I wrote one instruction file and gave it to four tools: Claude, Ollama OpenClaw, Codex, and IBM Bob.

The task was to build a Cluedo-style game using multi-agent architecture in watsonx Orchestrate.

Each suspect had to be its own agent with its own behaviours. You, as the player, could walk around a mansion, find murder weapons, interrogate suspects, and piece together who did it.

There was a text map, a notebook for tracking clues, richly described rooms you could interact with even if it had nothing to do with solving the case. It needed proper multi-agent orchestration and tool use.

All four produced a working game. But how they got there, and what they built, was very different.

Codex

This one made me laugh. Because I was using the same instruction file across all four, Codex noticed that Claude had already created a solution in a different directory. Its first move was to copy it into its own folder and call it done.

After I stopped that, it did build the project. But it worked with almost no visibility into what it was doing and needed more corrections afterwards. It got there. It just wasn’t interested in having me involved.

OpenClaw

Painfully slow. Local models running in a restrictive VM, so no surprise there. It wasn’t particularly visible about what it was up to either. But it put together a workable solution without any fuss. No drama, no shortcuts, just got on with it.

Claude

Claude started with the MCP documentation server, which is what I expected. Then after a while it started reading the Python ADK module source code directly. Token-wasting, but you could see why. It wanted to understand the framework rather than trust the docs. I’ve done the same thing.

Where it differed from the others was how it worked with me. It walked through every step, let me review, question, tweak, or ask it to explain its approach before it moved on. I felt like I was part of the build rather than waiting for a delivery.

IBM Bob

Bob confirmed everything it needed was up and running before writing a single line of code. Methodical. It stopped occasionally to let me review, but the breaks felt more like checkpoints than conversations.
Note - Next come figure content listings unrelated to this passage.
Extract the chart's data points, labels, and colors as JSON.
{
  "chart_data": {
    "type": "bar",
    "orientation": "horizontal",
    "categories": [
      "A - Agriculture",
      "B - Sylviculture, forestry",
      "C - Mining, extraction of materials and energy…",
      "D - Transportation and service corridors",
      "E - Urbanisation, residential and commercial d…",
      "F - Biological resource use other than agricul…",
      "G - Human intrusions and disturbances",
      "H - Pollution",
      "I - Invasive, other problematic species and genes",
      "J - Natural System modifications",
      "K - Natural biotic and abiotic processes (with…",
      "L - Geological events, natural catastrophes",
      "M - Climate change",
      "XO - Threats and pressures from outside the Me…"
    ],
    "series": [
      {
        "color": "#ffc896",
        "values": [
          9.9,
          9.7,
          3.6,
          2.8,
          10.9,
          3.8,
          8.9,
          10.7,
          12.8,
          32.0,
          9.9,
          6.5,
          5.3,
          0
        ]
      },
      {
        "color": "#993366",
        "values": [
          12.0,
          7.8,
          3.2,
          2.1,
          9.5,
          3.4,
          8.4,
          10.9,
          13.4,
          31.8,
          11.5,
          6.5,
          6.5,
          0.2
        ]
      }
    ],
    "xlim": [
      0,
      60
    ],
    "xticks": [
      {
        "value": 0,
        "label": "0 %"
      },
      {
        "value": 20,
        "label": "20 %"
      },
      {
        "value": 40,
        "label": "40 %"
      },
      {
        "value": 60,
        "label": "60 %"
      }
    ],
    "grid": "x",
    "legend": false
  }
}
The volume of code at each pause was too much to easily digest. I got the sense I was slowing it down rather than being consulted.

It also created detailed architecture documents off its own back, which none of the others did. Bob was treating this like a project, not a task.

The Games Themselves

This is where it got interesting. Same instructions. Four different games.

OpenClaw and Codex built a solid Cluedo text adventure. You could explore, talk to suspects, ask about your surroundings. Faithful to the brief and it worked.

Claude did the same but added something I hadn’t asked for. The suspect agents would talk to each other in the background, and you could overhear their conversations. The suspects also didn’t just give up information when you asked – you had to work at it, press them, catch them out. It made the whole thing feel more alive.

Bob went a different direction entirely. Instead of suspects holding cards, it built all the clues into the mansion itself. You had to read letters, notes, memos scattered through the rooms. Some of those could be used to pressure suspects into talking. Others were direct hints – blood on a lamp, a torn envelope in a drawer. It felt less like a card game and more like an actual crime scene investigation.

All from the same instruction file.

So What?

This isn’t a benchmark. I’m not crowning a winner. But it showed me something I think matters. Give four systems the same brief and they don’t just write different code – they make different creative decisions. What to emphasise. What to add. How to interpret the problem.

They can all write code. That bit’s settled. The more useful question is whether you want to be part of the process or just see what comes out the other end.


If you want to test these tools yourself, give them something that isn’t a standard coding exercise. That’s where the differences show up.